Oh, wouldn’t the leaders be humiliated to find out that he understood God better than they did. Wouldn’t they be humiliated to find that he feared God like they did not. For it was he who recognized that the world is not equal and balanced, he who saw how dangerously tilted the world had become, he who recognized the need for restoration of that balance – he who saw that Jesus had done nothing to deserve the suffering he received. But here is the miracle in the moment: he, like Job, still believed God is good.
And because he did fear God, the real God, who he would soon be seeing – he saw everything clearly. His own crime. Jesus’s innocence. God’s goodness. All of it true all at once – and he, like Job, saw the truth at last, that Jesus was the one who would restore the balance. That Jesus was the Savior, the Messiah, not of the Jewish political nation, but of the spiritually broken world.
Then he said, “Jesus, remember me when you come into your Kingdom.” Luke 23:42 (NLT)
What does it require, this salvation we profess? First, honesty – the acceptance that the world is not equal and not balanced, the deep conviction that something is wrong here that needs fixing, and the awareness that it is embedded within ourselves. Second, trust – the knowledge and belief that God is good even when circumstances are not. Third, insight – the perception of Jesus’s innocence despite his suffering that makes his sacrifice entirely miraculous, necessary, and stunning. And finally, the humility to ask for what we do not deserve. When we move through these revelations, we too hear what the clear-visioned criminal heard:
And Jesus replied, “I assure you, today you will be with me in paradise.” Luke 23:43 (NLT)
That was it. That was all. No baptism, no checklist of good deeds, no ritual, no dollar sign. At this moment the pillars of false religion crumble again and again. This man had to do nothing but be honest and tell the truth: he had sinned, Jesus had not, and he wanted to go with Jesus now. And Jesus said, “Of course you can come with me.” Job could not wait to go with Jesus, too.

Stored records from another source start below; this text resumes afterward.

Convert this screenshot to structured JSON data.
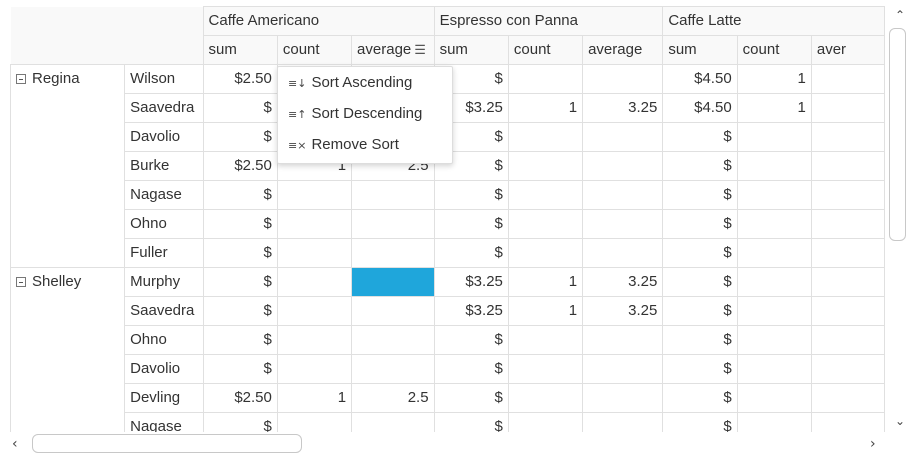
{
  "columns": {
    "groups": [
      "Caffe Americano",
      "Espresso con Panna",
      "Caffe Latte"
    ],
    "measures": [
      "sum",
      "count",
      "average",
      "sum",
      "count",
      "average",
      "sum",
      "count",
      "aver"
    ]
  },
  "groups": [
    {
      "name": "Regina",
      "rows": [
        [
          "Wilson",
          "$2.50",
          "",
          "",
          "$",
          "",
          "",
          "$4.50",
          "1",
          ""
        ],
        [
          "Saavedra",
          "$",
          "",
          "",
          "$3.25",
          "1",
          "3.25",
          "$4.50",
          "1",
          ""
        ],
        [
          "Davolio",
          "$",
          "",
          "",
          "$",
          "",
          "",
          "$",
          "",
          ""
        ],
        [
          "Burke",
          "$2.50",
          "1",
          "2.5",
          "$",
          "",
          "",
          "$",
          "",
          ""
        ],
        [
          "Nagase",
          "$",
          "",
          "",
          "$",
          "",
          "",
          "$",
          "",
          ""
        ],
        [
          "Ohno",
          "$",
          "",
          "",
          "$",
          "",
          "",
          "$",
          "",
          ""
        ],
        [
          "Fuller",
          "$",
          "",
          "",
          "$",
          "",
          "",
          "$",
          "",
          ""
        ]
      ]
    },
    {
      "name": "Shelley",
      "rows": [
        [
          "Murphy",
          "$",
          "",
          "",
          "$3.25",
          "1",
          "3.25",
          "$",
          "",
          ""
        ],
        [
          "Saavedra",
          "$",
          "",
          "",
          "$3.25",
          "1",
          "3.25",
          "$",
          "",
          ""
        ],
        [
          "Ohno",
          "$",
          "",
          "",
          "$",
          "",
          "",
          "$",
          "",
          ""
        ],
        [
          "Davolio",
          "$",
          "",
          "",
          "$",
          "",
          "",
          "$",
          "",
          ""
        ],
        [
          "Devling",
          "$2.50",
          "1",
          "2.5",
          "$",
          "",
          "",
          "$",
          "",
          ""
        ],
        [
          "Nagase",
          "$",
          "",
          "",
          "$",
          "",
          "",
          "$",
          "",
          ""
        ]
      ]
    }
  ],
  "menu": {
    "items": [
      {
        "icon": "≡↓",
        "label": "Sort Ascending"
      },
      {
        "icon": "≡↑",
        "label": "Sort Descending"
      },
      {
        "icon": "≡×",
        "label": "Remove Sort"
      }
    ]
  },
  "selected_color": "#1fa6db",
  "scroll": {
    "up": "⌃",
    "down": "⌄",
    "left": "‹",
    "right": "›"
  }
}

Abraham, David, Isaiah, Ezekiel – all of the others – all of them knew Jesus would come because they saw the imbalance, believed God was good, and knew he would do something about it. Their faith was always in God’s ability to fix what they could not. Their faith was always in Jesus, just the same as ours.
“Someday, maybe we will get to meet him in heaven,” I said to my little one about the criminal, about the Roman Centurion who saw what others did not, about all of the people who put their trust in the solid ground of God’s Son. I gathered up our plates and took them to the kitchen so she would not see the tears in my eyes as I imagined telling this criminal how much his words meant to me.
This belief that Jesus’s life and death demands from us is challenging and radically different than any other I have encountered in this world. It is counter-intuitive and undesirable. I do not want to believe I cannot control what happens to me. I want to believe that if I work very hard, I can get the reward of working very hard. It makes me furious when life does not turn out that way. But it does not, time and time again. That is what makes the Bible so completely trustworthy though, isn’t it? It tells us the truth whether we like it or not. And what makes it so profound, so beautiful, so miraculous? Not only does it tell us the hard truth, it tells us what God is doing about it. It shows us how when we are not, God is still good. His goodness is not dependent on ours. And though I think I want control… somehow finding out I am not responsible for making God be good… is such a relief. I may not always like his choices. But I can take my hands off the reins and let him make them because I know who he is. I can trust him to be himself. I can trust God to be good.
That is the whole difference between the Pharisees who nailed Jesus to a cross and the criminal who was nailed beside him; the Pharisees trusted themselves to be good, and the thief trusted Jesus. So this good Friday, I sit here and sip from this mug, ponder these droopy, dead lilacs and a dying Jesus taking the time to give the foundational belief of all false religion one last, big shake and wonder… which one am I today, Pharisee or criminal? Which one are you?